III. Administrative Requirements
A. Docket
Copies of Mariposa's submittal and other information relied upon
for this direct final action is contained in docket number CA-MA-95-1-
OPS maintained at the EPA Regional Office. The docket is an organized
and complete file of all the information submitted to, or otherwise
considered by, EPA in the development of this direct final rulemaking.
The docket is available for public inspection at the location listed
under the ADDRESSES section of this document.
B. Regulatory Flexibility Act
The EPA's actions under section 502 of the Act do not create any
new requirements, but simply address operating permits programs
submitted to satisfy the requirements of 40 CFR Part 70. Because this
action does not impose any new requirements, it does not have a
significant impact on a substantial number of small entities.
C. Unfunded Mandates
Under Section 202 of the Unfunded Mandates Reform Act of 1995
(``Unfunded Mandates Act''), signed into law on March 22, 1995, EPA
must prepare a budgetary impact statement to accompany any proposed or
final rule that includes a federal mandate that may result in estimated
costs to state, local, or tribal governments in the aggregate; or to
the private sector, of $100 million or more. Under Section 205, EPA
must select the most cost-effective and least burdensome alternative
that achieves the objectives of the rule and is consistent with
statutory requirements. Section 203 requires EPA to establish a plan
for informing and advising any small governments that may be
significantly or uniquely impacted by the rule.
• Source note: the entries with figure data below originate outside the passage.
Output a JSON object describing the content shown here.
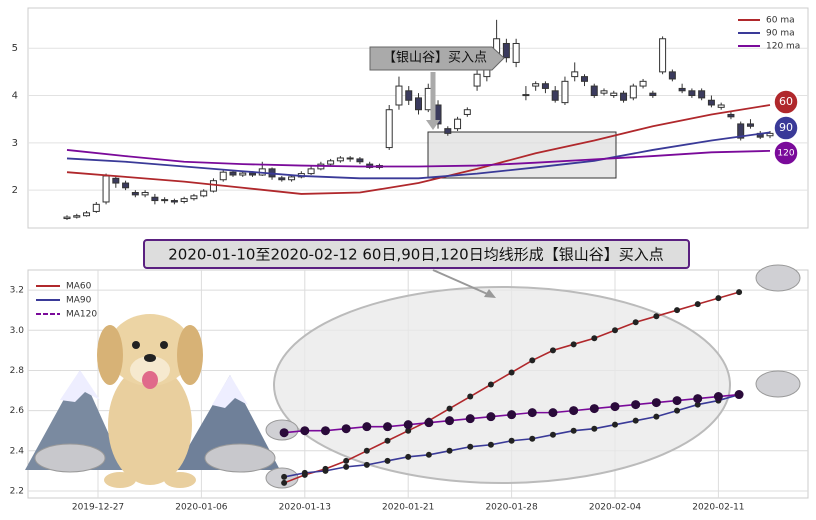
{
  "chart_data": [
    {
      "type": "candlestick",
      "open": [
        1.4,
        1.43,
        1.46,
        1.55,
        1.75,
        2.25,
        2.15,
        1.95,
        1.9,
        1.85,
        1.78,
        1.78,
        1.76,
        1.82,
        1.88,
        1.98,
        2.22,
        2.38,
        2.32,
        2.36,
        2.32,
        2.45,
        2.26,
        2.22,
        2.28,
        2.35,
        2.45,
        2.55,
        2.62,
        2.68,
        2.66,
        2.55,
        2.48,
        2.9,
        3.8,
        4.1,
        3.95,
        3.7,
        3.8,
        3.3,
        3.3,
        3.6,
        4.2,
        4.4,
        4.9,
        5.1,
        4.7,
        4.0,
        4.2,
        4.25,
        4.1,
        3.85,
        4.4,
        4.4,
        4.2,
        4.05,
        4.0,
        4.05,
        3.95,
        4.2,
        4.05,
        4.5,
        4.5,
        4.15,
        4.1,
        4.1,
        3.9,
        3.75,
        3.6,
        3.4,
        3.4,
        3.2,
        3.15
      ],
      "close": [
        1.43,
        1.46,
        1.52,
        1.7,
        2.3,
        2.15,
        2.05,
        1.9,
        1.95,
        1.78,
        1.8,
        1.75,
        1.82,
        1.88,
        1.98,
        2.2,
        2.38,
        2.32,
        2.36,
        2.32,
        2.45,
        2.28,
        2.22,
        2.28,
        2.35,
        2.45,
        2.55,
        2.62,
        2.68,
        2.66,
        2.6,
        2.48,
        2.52,
        3.7,
        4.2,
        3.9,
        3.7,
        4.15,
        3.4,
        3.2,
        3.5,
        3.7,
        4.45,
        4.9,
        5.2,
        4.8,
        5.1,
        4.02,
        4.25,
        4.15,
        3.9,
        4.3,
        4.5,
        4.3,
        4.0,
        4.1,
        4.05,
        3.9,
        4.2,
        4.3,
        4.0,
        5.2,
        4.35,
        4.1,
        4.0,
        3.95,
        3.8,
        3.8,
        3.55,
        3.1,
        3.35,
        3.12,
        3.2
      ],
      "high": [
        1.47,
        1.5,
        1.56,
        1.75,
        2.35,
        2.3,
        2.2,
        2.0,
        2.0,
        1.92,
        1.85,
        1.82,
        1.86,
        1.92,
        2.02,
        2.25,
        2.42,
        2.42,
        2.4,
        2.4,
        2.6,
        2.48,
        2.3,
        2.32,
        2.4,
        2.5,
        2.6,
        2.66,
        2.72,
        2.72,
        2.7,
        2.6,
        2.56,
        3.8,
        4.4,
        4.2,
        4.05,
        4.25,
        3.9,
        3.35,
        3.55,
        3.75,
        4.55,
        5.0,
        5.6,
        5.2,
        5.2,
        4.2,
        4.3,
        4.3,
        4.2,
        4.4,
        4.7,
        4.45,
        4.25,
        4.15,
        4.1,
        4.1,
        4.25,
        4.35,
        4.1,
        5.25,
        4.55,
        4.25,
        4.15,
        4.15,
        4.0,
        3.85,
        3.65,
        3.45,
        3.5,
        3.25,
        3.25
      ],
      "low": [
        1.37,
        1.4,
        1.44,
        1.52,
        1.7,
        2.05,
        2.0,
        1.85,
        1.85,
        1.7,
        1.72,
        1.7,
        1.72,
        1.78,
        1.85,
        1.95,
        2.18,
        2.28,
        2.28,
        2.28,
        2.3,
        2.22,
        2.18,
        2.18,
        2.25,
        2.32,
        2.42,
        2.5,
        2.58,
        2.6,
        2.55,
        2.45,
        2.44,
        2.85,
        3.7,
        3.8,
        3.6,
        3.65,
        3.3,
        3.15,
        3.25,
        3.55,
        4.1,
        4.3,
        4.85,
        4.7,
        4.6,
        3.9,
        4.1,
        4.05,
        3.85,
        3.8,
        4.3,
        4.2,
        3.95,
        4.0,
        3.95,
        3.85,
        3.9,
        4.15,
        3.95,
        4.45,
        4.3,
        4.05,
        3.95,
        3.9,
        3.75,
        3.7,
        3.5,
        3.05,
        3.3,
        3.08,
        3.1
      ],
      "series": [
        {
          "name": "60 ma",
          "color": "#b0282c",
          "values": [
            2.38,
            2.28,
            2.18,
            2.05,
            1.92,
            1.95,
            2.15,
            2.45,
            2.78,
            3.05,
            3.35,
            3.6,
            3.8
          ]
        },
        {
          "name": "90 ma",
          "color": "#3a3a98",
          "values": [
            2.67,
            2.6,
            2.5,
            2.4,
            2.3,
            2.25,
            2.25,
            2.35,
            2.48,
            2.62,
            2.85,
            3.05,
            3.22
          ]
        },
        {
          "name": "120 ma",
          "color": "#7a0a9a",
          "values": [
            2.85,
            2.72,
            2.6,
            2.55,
            2.52,
            2.5,
            2.5,
            2.52,
            2.58,
            2.65,
            2.72,
            2.8,
            2.83
          ]
        }
      ],
      "end_labels": [
        "60",
        "90",
        "120"
      ],
      "annotation": "【银山谷】买入点",
      "ylim": [
        1.2,
        5.85
      ],
      "yticks": [
        2,
        3,
        4,
        5
      ],
      "grid": true
    },
    {
      "type": "line",
      "title": "2020-01-10至2020-02-12 60日,90日,120日均线形成【银山谷】买入点",
      "categories": [
        "2019-12-27",
        null,
        null,
        null,
        null,
        "2020-01-06",
        null,
        null,
        null,
        null,
        "2020-01-13",
        null,
        null,
        null,
        null,
        "2020-01-21",
        null,
        null,
        null,
        null,
        "2020-01-28",
        null,
        null,
        null,
        null,
        "2020-02-04",
        null,
        null,
        null,
        null,
        "2020-02-11",
        null,
        null
      ],
      "series": [
        {
          "name": "MA60",
          "color": "#b0282c",
          "values": [
            null,
            null,
            null,
            null,
            null,
            null,
            null,
            null,
            null,
            2.24,
            2.28,
            2.31,
            2.35,
            2.4,
            2.45,
            2.5,
            2.55,
            2.61,
            2.67,
            2.73,
            2.79,
            2.85,
            2.9,
            2.93,
            2.96,
            3.0,
            3.04,
            3.07,
            3.1,
            3.13,
            3.16,
            3.19,
            null
          ]
        },
        {
          "name": "MA90",
          "color": "#3a3a98",
          "values": [
            null,
            null,
            null,
            null,
            null,
            null,
            null,
            null,
            null,
            2.27,
            2.29,
            2.3,
            2.32,
            2.33,
            2.35,
            2.37,
            2.38,
            2.4,
            2.42,
            2.43,
            2.45,
            2.46,
            2.48,
            2.5,
            2.51,
            2.53,
            2.55,
            2.57,
            2.6,
            2.63,
            2.65,
            2.68,
            null
          ]
        },
        {
          "name": "MA120",
          "color": "#7a0a9a",
          "values": [
            null,
            null,
            null,
            null,
            null,
            null,
            null,
            null,
            null,
            2.49,
            2.5,
            2.5,
            2.51,
            2.52,
            2.52,
            2.53,
            2.54,
            2.55,
            2.56,
            2.57,
            2.58,
            2.59,
            2.59,
            2.6,
            2.61,
            2.62,
            2.63,
            2.64,
            2.65,
            2.66,
            2.67,
            2.68,
            null
          ]
        }
      ],
      "ylim": [
        2.165,
        3.3
      ],
      "yticks": [
        2.2,
        2.4,
        2.6,
        2.8,
        {
          "value": 3,
          "label": "3.0"
        },
        3.2
      ],
      "grid": true
    }
  ]
}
EPA has determined that the approval action promulgated today does
not include a Federal mandate that may result in estimated costs of
$100 million or more to either state, local, or tribal governments in
the aggregate, or to the private sector. This Federal action approves
pre-existing requirements under state or local law, and imposes no new
Federal requirements. Accordingly, no additional costs to state, local,
or tribal governments, or to the private sector, result from this
action.
D. Executive Order 12866
The Office of Management and Budget has exempted this action from
review under Executive Order 12866.
List of Subjects in 40 CFR Part 70
Environmental protection, Administrative practice and procedure,
Air pollution control, Intergovernmental relations, Operating permits,
and Reporting and recordkeeping requirements.
Dated: November 13, 1995.
Felicia Marcus,
Regional Administrator.
Part 70, title 40 of the Code of Federal Regulations is amended as
follows:
[[Page 62762]]
PART 70--[AMENDED]
1. The authority citation for part 70 continues to read as follows:
Authority: 42 U.S.C. 7401, et seq.
2. Appendix A to part 70 is amended by adding paragraph (n) to the
entry for California to read as follows:
Appendix A to Part 70--Approval Status of State and Local Operating
Permits Programs
* * * * *
The following district program was submitted by the California Air
Resources Board on behalf of:
(n) Mariposa Air Pollution Control District: submitted on March 8,
1995; approval effective on February 5, 1996 unless adverse or critical
comments are received by January 8, 1996.